Class Seg2DSuperDialog

Description: The class Seg2DSuperDialog provides a graphics user interface (GUI) to the class Seg2DSuper designed for region growing segmentation tasks given a set of initial spatial locations. The purpose of this tool is to create masks in a supervised way for scene modeling purposes.

While any unsupervised segmentation algorithm has to estimate the optimal number (or numbers) of image segments, their spatial locations and intensity profile characteristics, this tool allows a user (1) to specify initial spatial locations (seeds) of desired image segments (regions) by a mouse click in the original or mask image, (2) to select minimum similarity of interior pixels forming a contiguous segment, (3) to remove holes from segments that are introduced due to speckle noise or other sharp intensity discontinuties, (4) to assign higher level labels to each formed segment (e.g., grass or sand), and (5) to merge segments that are heterogeneous in terms of intensity profile but belong to the same segment conceptually. Next, we describe how to form a mask and take an advantage of the aforementioned capabilities using this tool.

The dialog of the supervised segmentation tool is shown below.


Setup and Run: After launching the dialog, a user will see a new frame displaying the current mask with only one label. By clicking anywhere in the original image and pressing the button "Segment From Original", the region growing algorithm will form a contiguous region (segment) that contains pixels with intensity values less different from the mouse selected one than the value of a threshold. The threshold value can be modified by moving a slider bar denoted as Delta or by entering a new value in the edit box denoted as Value in the Threshold area of the dialog. The distance between any two pixels is computed using an Euclidean distance measure.
Lest us assume that we try to segment the image of a runner shown below.

If the obtained segment is satisfactory then it can be added to the final segmentation by clicking on the "Add Change to Final" button. The radio buttons "Intermediate Mask" and "Final Mask" allow to switch the mask visualization between the intermediate and final segmentation results.
It is possible (and sometimes desirable) to select the region growing origin in the mask image. One would mouse click in the mask image at a selected pixel seed location and then press the button "Segment From Mask" to obtain an intermediate segmentation results starting from the given location. An example of intermediate segmentation is shown below.

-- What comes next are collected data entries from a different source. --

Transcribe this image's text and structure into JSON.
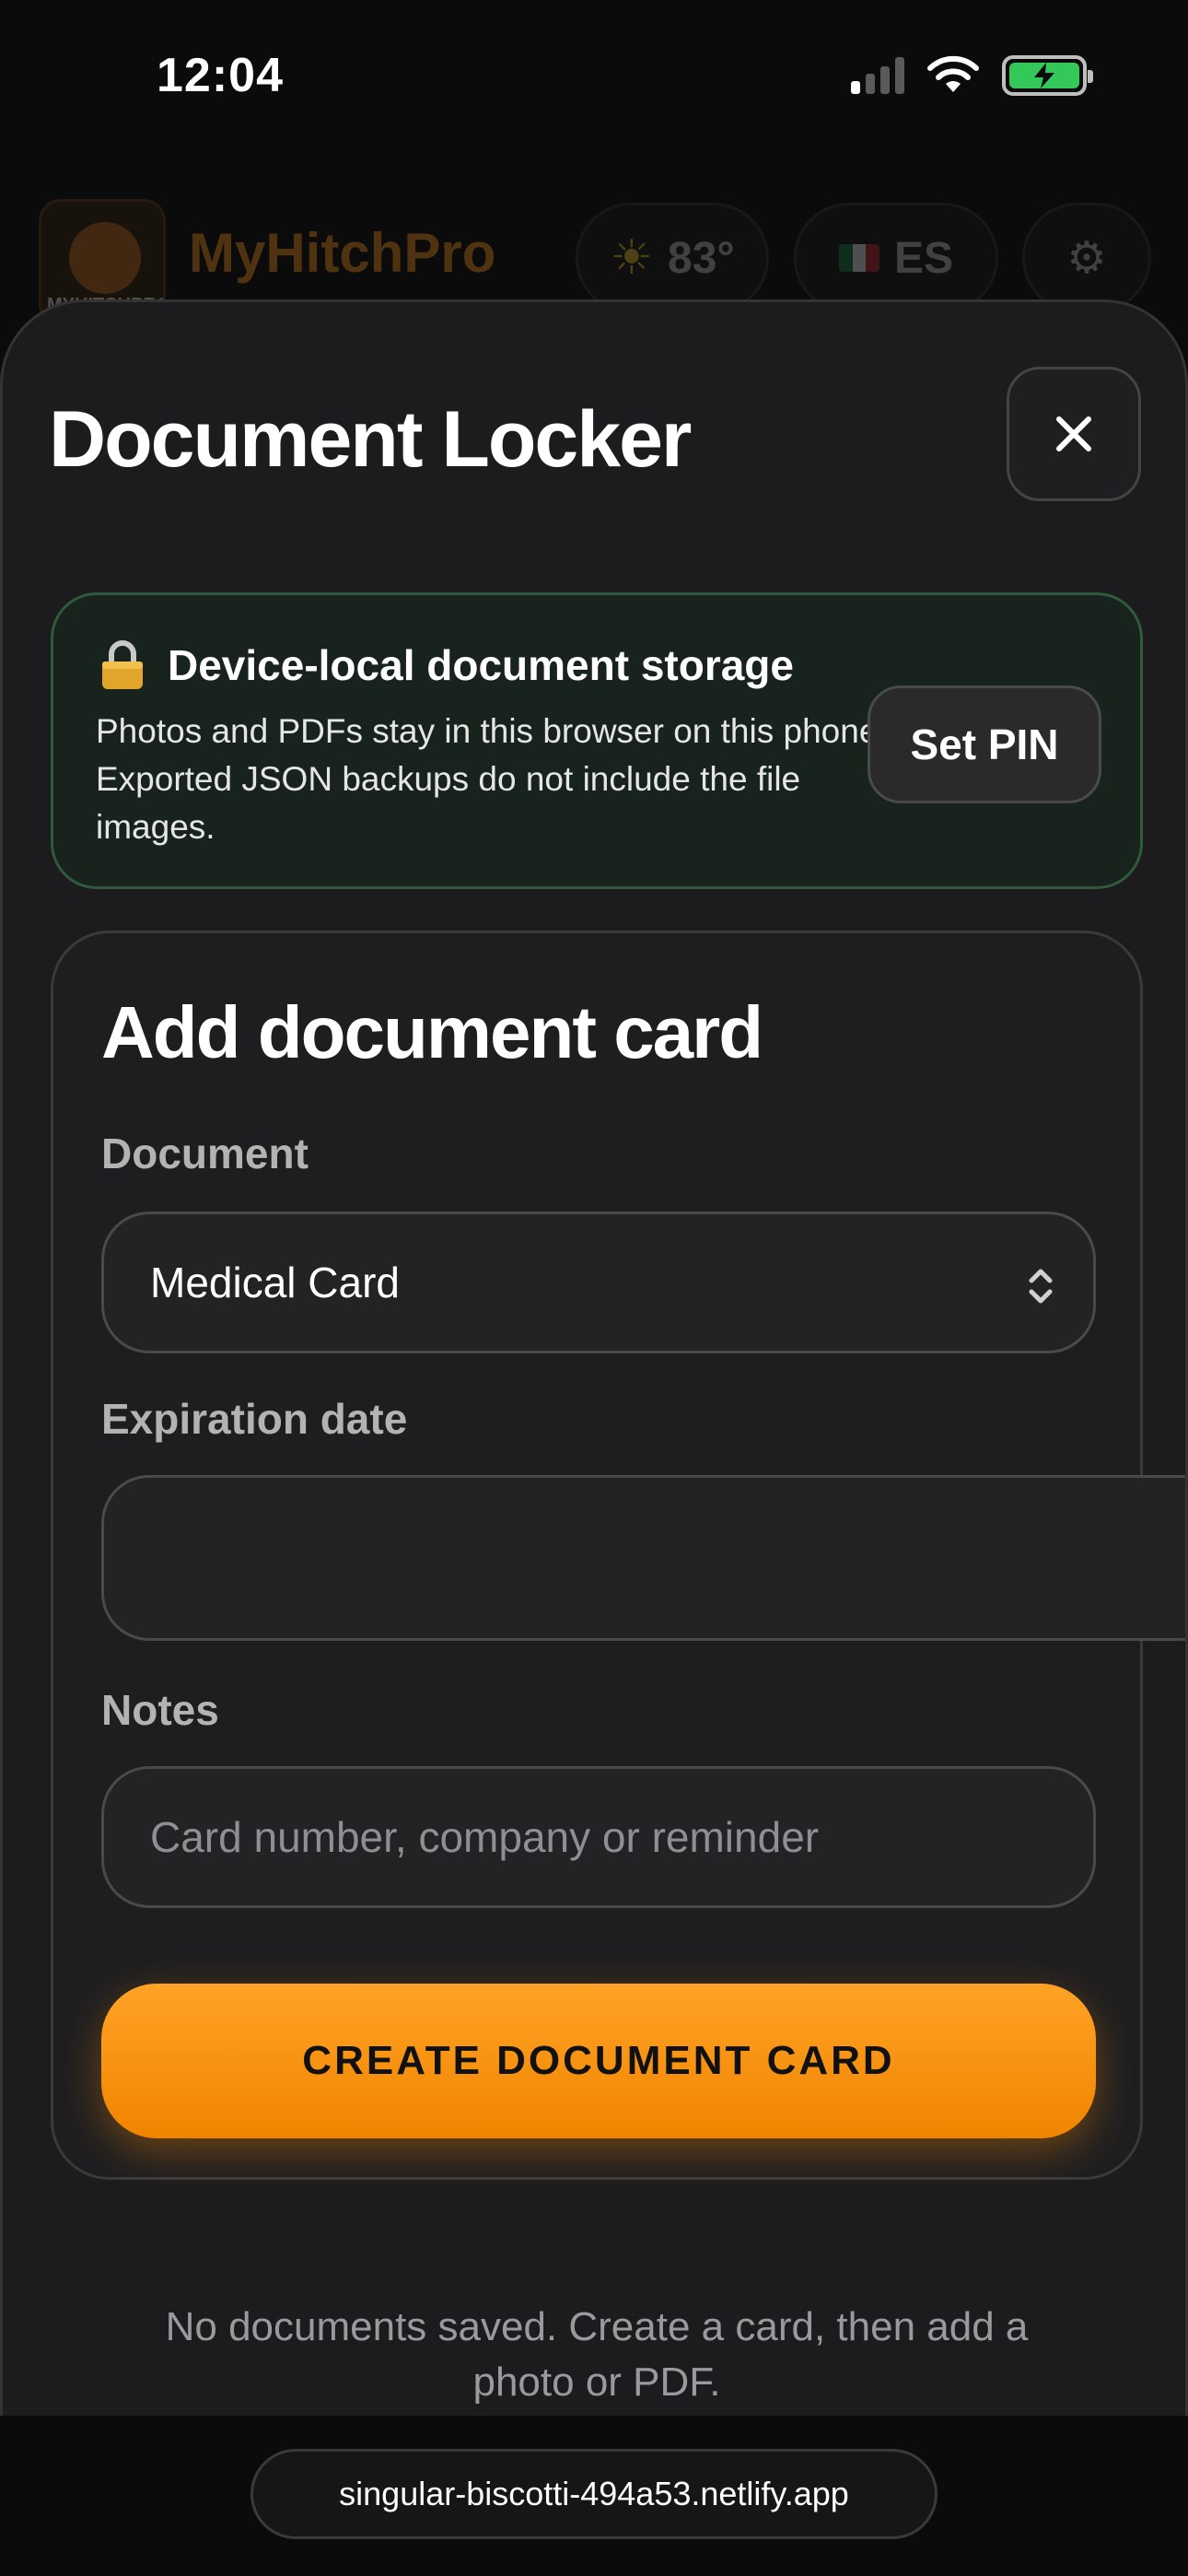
{
  "status_bar": {
    "time": "12:04"
  },
  "background_header": {
    "logo_text": "MYHITCHPRO",
    "app_title": "MyHitchPro",
    "weather": "83°",
    "language": "ES"
  },
  "modal": {
    "title": "Document Locker",
    "banner": {
      "title": "Device-local document storage",
      "description": "Photos and PDFs stay in this browser on this phone. Exported JSON backups do not include the file images.",
      "set_pin_label": "Set PIN"
    },
    "form": {
      "title": "Add document card",
      "document_label": "Document",
      "document_value": "Medical Card",
      "expiration_label": "Expiration date",
      "expiration_value": "",
      "notes_label": "Notes",
      "notes_placeholder": "Card number, company or reminder",
      "create_label": "CREATE DOCUMENT CARD"
    },
    "empty_state": "No documents saved. Create a card, then add a photo or PDF."
  },
  "browser": {
    "url": "singular-biscotti-494a53.netlify.app"
  },
  "colors": {
    "accent": "#f5921b",
    "banner_border": "#2f5a3b",
    "sheet_bg": "#1c1c1e"
  }
}
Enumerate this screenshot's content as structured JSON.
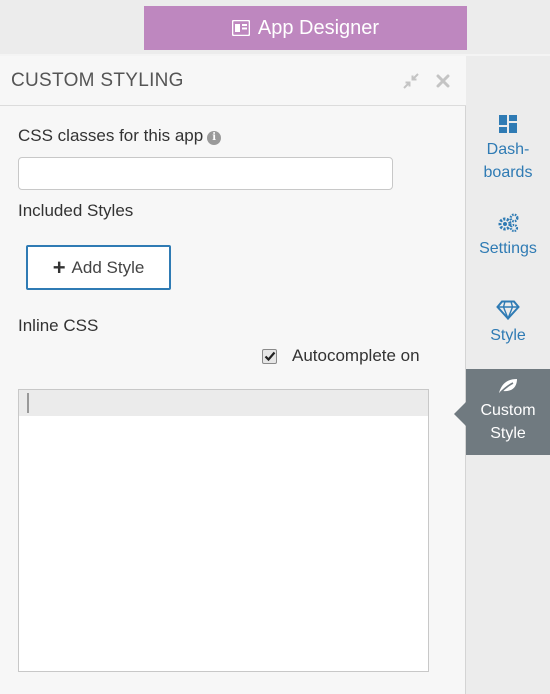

A user might want to annotate each segment with its abstract meaning since the abstract meaning is usually very hard to obtain directly from image segment characteristics. This is enabled by typing a name in the "Name" edit box for the associated segment described by a value in the "Value" edit box of the "Label" dialog area. With the drop down menu inside of the "Label" dialog area, one can select already used labels and modified their names. In the "Auto Increment" mode, the values will increase by one and the assigned labels will be set to "unlabeled". Segment names and their pixel counts are reported in the text area as it is shown in the dialog snapshot above.

In the presence of speckle noise, the obtained segments might have undesirable holes since the noise pixels are outside of the allowed range of values and increasing the threshold value would lead to merging multiple segments of different abstract meanings. The "Noise" part of the dialog allows to perform noise removal (or removal of segment holes). The "Size Threshold" value denotes the maximum size of a hole that would be considered for removal. The "Half Window" value denotes a half size of a spatial kernel (neighborhood of pixels) that is used for filling the exiting holes of size less than the "Size Threshold" value. This is critical when holes occur at the border of two labeled segments. The "Iteration" slider bar is for chosing the number of iterations that the noise removal step should be applied. Two examples below show a segment with holes and without holes after noise removal.


It is often the case that a desired segment contains heterogeneous intensities and cannot be created by choosing a single threshold and a pixel seed, for example the hands of a runner in the sample image presented above (see obtained labels below). In this case, merging of multiple segments can be achieved by selecting a label in the "Label" dialog area, choosing a pixel seed location and adding the obtained regions into one segment. Although this procedure can lead to segments that are not spatially contiguous, the formation of such segments is supported because of higher level abstract labels might need such representation.


If the original image contains more than one band then the Euclidean distance threshold for region growing can be replaced by a vector of values containing one threshold per band. This choice of a threshold vector as opposed to a threshold value can be achieved by switching the drop down menu from "Sphere (Radius)" to "Box (Dimension)" in the Threshold area of the dialog. The slider bar "Use Bands" is enabled in the "Box (Dimension)" mode and different threshold values can be set for each band. This option could be used, for instance, if its is desired to obtain a segment from a RGB image that contains red color pixels (red band threshold is set to 0) with a range of green and blue shades (green and blue band thresholds are set to 50).

Finally, the resulting mask image can be saved using the "Save" button. If the output file format is HDF (.h5 suffix) then the label names will be stored as well, otherwise the information will be lost. A mask from previous sessions can be reloaded by clicking the "Load" button for further modifications. If the results during a current session are not satisfactory then the button "Reset" will reset the mask for a new segmentation attempt. Pressing the button "Done" will close the dialog.